The Internet Corporation for Assigned Names and Numbers, or ICANN, unveiled proposed rules that should let even small and medium-sized companies compete to be registrars. ICANN is the nonprofit group the government selected to take over management of online technical functions.
Registrars will sell Internet addresses ending in the suffixes .com, .net, and .org. Network Solutions, based in Herndon, Va., has held a monopoly as the sole registrar contracted by the government for domain names since 1993.
NSI said in its comments that the guidelines were preliminary and "not authoritative and not to be relied upon by any party." In addition, the company announced Tuesday a public offering of 4.5 million shares held by Science Applications International at $170 a share.
Although NSI will no longer be the exclusive registrar of online names, it will be one of the competitors and has built alliances with Internet service companies, domain name resellers, and site builders.
ICANN, which seeks public comment through March 3 on 50 questions related to the shared registry rules, will choose five registrars in April to test the system for two months through June before further market opening.

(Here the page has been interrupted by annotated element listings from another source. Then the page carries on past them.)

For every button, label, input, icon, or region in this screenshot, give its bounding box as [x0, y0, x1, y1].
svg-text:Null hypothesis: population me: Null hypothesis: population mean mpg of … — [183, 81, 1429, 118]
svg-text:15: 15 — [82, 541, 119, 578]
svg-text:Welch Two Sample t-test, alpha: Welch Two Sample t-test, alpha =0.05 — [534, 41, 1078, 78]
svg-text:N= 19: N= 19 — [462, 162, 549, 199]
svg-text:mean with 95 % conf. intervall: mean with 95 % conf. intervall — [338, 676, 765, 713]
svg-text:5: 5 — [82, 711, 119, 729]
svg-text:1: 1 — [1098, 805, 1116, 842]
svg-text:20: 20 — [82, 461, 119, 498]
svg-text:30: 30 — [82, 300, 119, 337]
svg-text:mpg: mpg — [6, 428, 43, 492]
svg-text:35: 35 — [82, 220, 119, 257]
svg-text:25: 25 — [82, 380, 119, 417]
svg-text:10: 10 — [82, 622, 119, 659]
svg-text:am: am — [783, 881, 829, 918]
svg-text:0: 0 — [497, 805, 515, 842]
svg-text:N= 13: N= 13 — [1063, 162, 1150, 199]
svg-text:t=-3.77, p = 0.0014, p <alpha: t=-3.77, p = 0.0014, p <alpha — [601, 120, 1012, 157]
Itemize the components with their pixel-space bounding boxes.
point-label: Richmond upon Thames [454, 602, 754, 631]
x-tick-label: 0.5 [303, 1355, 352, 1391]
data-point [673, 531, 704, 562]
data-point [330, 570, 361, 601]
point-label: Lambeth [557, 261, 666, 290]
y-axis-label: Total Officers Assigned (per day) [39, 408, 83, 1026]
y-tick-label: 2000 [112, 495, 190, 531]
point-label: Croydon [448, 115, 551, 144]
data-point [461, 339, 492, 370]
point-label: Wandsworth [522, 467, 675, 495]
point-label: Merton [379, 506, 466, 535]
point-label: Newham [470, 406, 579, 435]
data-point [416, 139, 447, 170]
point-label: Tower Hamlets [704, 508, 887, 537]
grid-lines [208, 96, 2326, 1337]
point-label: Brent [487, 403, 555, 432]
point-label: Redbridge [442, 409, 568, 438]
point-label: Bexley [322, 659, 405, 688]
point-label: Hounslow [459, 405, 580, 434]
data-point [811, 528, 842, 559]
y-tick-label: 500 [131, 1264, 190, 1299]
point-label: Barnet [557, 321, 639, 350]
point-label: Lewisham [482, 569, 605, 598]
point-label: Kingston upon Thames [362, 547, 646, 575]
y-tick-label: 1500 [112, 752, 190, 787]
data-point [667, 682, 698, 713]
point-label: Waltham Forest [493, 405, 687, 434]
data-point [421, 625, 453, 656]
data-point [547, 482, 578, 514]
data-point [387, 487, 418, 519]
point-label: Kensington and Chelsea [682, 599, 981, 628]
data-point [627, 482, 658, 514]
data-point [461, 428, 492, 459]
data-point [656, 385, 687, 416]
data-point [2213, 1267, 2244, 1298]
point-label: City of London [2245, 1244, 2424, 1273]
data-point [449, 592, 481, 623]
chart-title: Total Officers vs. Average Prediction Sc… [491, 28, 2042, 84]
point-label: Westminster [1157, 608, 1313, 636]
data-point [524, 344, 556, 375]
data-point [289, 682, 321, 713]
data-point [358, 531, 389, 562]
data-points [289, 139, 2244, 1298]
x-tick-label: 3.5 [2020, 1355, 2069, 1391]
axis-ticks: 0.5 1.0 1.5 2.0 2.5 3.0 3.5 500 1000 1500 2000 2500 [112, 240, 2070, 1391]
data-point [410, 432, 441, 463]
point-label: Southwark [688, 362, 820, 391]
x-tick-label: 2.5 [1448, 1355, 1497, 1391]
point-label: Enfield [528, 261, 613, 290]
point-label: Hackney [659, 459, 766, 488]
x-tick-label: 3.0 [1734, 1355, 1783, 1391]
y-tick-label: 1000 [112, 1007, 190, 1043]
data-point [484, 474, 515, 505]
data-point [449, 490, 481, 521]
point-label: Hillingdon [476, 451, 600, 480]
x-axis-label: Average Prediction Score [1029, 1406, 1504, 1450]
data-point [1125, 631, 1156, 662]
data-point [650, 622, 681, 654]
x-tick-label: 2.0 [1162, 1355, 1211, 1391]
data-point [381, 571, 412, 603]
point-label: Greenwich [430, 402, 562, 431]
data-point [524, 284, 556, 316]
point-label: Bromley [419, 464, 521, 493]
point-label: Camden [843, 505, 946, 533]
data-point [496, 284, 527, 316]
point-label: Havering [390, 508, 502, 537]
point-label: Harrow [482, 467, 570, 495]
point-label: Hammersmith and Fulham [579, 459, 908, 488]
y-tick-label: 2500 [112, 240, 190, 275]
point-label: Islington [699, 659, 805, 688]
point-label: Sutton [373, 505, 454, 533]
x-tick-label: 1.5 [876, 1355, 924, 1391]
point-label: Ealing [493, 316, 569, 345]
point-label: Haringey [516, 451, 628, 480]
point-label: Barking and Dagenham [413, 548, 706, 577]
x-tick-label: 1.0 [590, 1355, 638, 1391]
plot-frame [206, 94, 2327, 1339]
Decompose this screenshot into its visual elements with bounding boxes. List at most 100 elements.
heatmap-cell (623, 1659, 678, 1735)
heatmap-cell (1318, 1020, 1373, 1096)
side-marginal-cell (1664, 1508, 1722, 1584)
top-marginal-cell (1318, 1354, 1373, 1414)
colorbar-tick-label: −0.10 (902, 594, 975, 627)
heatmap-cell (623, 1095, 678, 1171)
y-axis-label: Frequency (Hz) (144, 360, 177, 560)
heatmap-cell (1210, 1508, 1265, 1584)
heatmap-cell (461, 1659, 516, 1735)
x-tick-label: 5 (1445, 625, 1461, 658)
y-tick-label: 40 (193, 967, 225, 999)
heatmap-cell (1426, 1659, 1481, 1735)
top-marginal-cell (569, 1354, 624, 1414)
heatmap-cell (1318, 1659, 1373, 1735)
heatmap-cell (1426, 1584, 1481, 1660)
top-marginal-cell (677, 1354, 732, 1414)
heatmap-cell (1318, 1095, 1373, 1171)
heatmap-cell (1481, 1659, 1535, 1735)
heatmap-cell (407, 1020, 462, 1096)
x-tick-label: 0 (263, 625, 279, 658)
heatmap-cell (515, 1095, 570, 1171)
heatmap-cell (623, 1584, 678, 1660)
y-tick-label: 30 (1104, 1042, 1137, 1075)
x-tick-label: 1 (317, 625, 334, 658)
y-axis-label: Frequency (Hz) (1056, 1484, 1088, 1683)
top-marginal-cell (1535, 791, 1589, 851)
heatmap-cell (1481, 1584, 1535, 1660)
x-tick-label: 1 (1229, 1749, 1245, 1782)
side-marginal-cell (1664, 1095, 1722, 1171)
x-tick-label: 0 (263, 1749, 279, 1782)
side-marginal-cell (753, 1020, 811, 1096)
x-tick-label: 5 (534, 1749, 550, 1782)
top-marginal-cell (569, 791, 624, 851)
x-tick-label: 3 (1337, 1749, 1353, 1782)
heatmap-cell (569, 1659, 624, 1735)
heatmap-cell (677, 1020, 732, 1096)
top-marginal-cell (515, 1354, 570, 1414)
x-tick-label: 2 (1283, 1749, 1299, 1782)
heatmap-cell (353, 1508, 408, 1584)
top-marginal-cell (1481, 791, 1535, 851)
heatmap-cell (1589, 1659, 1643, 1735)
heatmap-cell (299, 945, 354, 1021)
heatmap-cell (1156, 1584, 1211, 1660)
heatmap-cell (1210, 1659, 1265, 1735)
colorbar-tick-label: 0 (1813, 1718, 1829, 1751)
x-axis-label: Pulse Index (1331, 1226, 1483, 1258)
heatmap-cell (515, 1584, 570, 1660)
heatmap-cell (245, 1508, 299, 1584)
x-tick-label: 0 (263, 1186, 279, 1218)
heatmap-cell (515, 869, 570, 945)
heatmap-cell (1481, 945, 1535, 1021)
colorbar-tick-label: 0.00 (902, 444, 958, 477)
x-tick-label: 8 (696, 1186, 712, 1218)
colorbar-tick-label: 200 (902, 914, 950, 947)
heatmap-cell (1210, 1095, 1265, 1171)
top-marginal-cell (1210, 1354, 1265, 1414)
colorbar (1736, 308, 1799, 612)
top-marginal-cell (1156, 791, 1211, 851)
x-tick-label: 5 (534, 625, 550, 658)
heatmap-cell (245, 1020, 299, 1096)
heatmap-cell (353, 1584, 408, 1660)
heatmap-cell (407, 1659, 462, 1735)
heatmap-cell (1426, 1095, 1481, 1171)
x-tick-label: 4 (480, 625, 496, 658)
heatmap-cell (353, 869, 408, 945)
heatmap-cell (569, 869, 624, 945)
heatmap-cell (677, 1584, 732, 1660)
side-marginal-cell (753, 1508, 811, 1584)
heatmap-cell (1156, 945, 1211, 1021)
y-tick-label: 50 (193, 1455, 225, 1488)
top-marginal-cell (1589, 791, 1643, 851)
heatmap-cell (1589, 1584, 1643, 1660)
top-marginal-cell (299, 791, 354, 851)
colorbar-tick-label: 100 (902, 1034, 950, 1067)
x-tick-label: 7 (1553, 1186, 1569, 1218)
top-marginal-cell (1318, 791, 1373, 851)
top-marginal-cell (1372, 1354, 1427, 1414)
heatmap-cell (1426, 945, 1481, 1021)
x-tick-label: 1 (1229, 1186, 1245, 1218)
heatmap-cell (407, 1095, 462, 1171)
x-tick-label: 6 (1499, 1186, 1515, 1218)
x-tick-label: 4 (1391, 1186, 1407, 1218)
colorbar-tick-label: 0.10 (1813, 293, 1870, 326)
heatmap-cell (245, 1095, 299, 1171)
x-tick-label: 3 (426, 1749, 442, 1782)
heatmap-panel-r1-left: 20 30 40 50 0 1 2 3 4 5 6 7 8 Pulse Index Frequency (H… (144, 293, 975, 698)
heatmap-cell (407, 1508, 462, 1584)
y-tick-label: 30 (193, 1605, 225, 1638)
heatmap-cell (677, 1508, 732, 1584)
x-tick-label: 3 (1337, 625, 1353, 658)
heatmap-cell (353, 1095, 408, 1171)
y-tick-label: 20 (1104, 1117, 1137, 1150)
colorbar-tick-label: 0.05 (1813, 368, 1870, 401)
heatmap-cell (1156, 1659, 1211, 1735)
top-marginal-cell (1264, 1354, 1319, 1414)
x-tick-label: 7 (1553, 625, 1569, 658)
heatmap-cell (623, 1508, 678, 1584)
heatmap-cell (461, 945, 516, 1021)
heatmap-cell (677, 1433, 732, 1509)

Controversy over the guidelines for competition is expected, said Esther Dyson, interim chairwoman of the ICANN board and chairwoman of EDventure Holdings. "We recognize that implementing changes in the domain name system will be a contentious issue. The point is to make the transition fair, and the results fair," she said.
NSI, which will open its Internet-address database to the five test companies, will continue its assigning operations during the test period. It will share its registry with the five competitors when the testing phase is complete at prices agreed upon by the U.S. government and NSI.
ICANN's goal is to create a stable but competitive market for domain name registration, Dyson said.
The proposed rules set financial, technical, fraud protection, and intellectual-property rights standards. Competitors will have to have at least $100,000 in available capital and $500,000 in liability insurance.
Under the guidelines, the new competitors are to make registration of addresses easy and let customers change registrars without disruption of service. To encourage applicants, great care has been taken to avoid setting needlessly high standards or pointless arbitrary thresholds, the proposal said.
Selection of the five test competitors will be based on the applicants' technical and business capabilities and willingness to commit the required resources. ICANN said it will consider how an applicant would promote competition, expand geographic diversity, and accommodate alternative business models and types, such as banks or ISPs.
Test candidates must pay a $2,500 application fee. ICANN could use a lottery to make final selections, Dyson has said.
The U.S. government has slowly separated itself from administration of the Internet, pushing online groups toward self-governance and competition for domain names, despite significant disagreements among Internet stakeholders. The administration began transferring Internet administration in December to ICANN.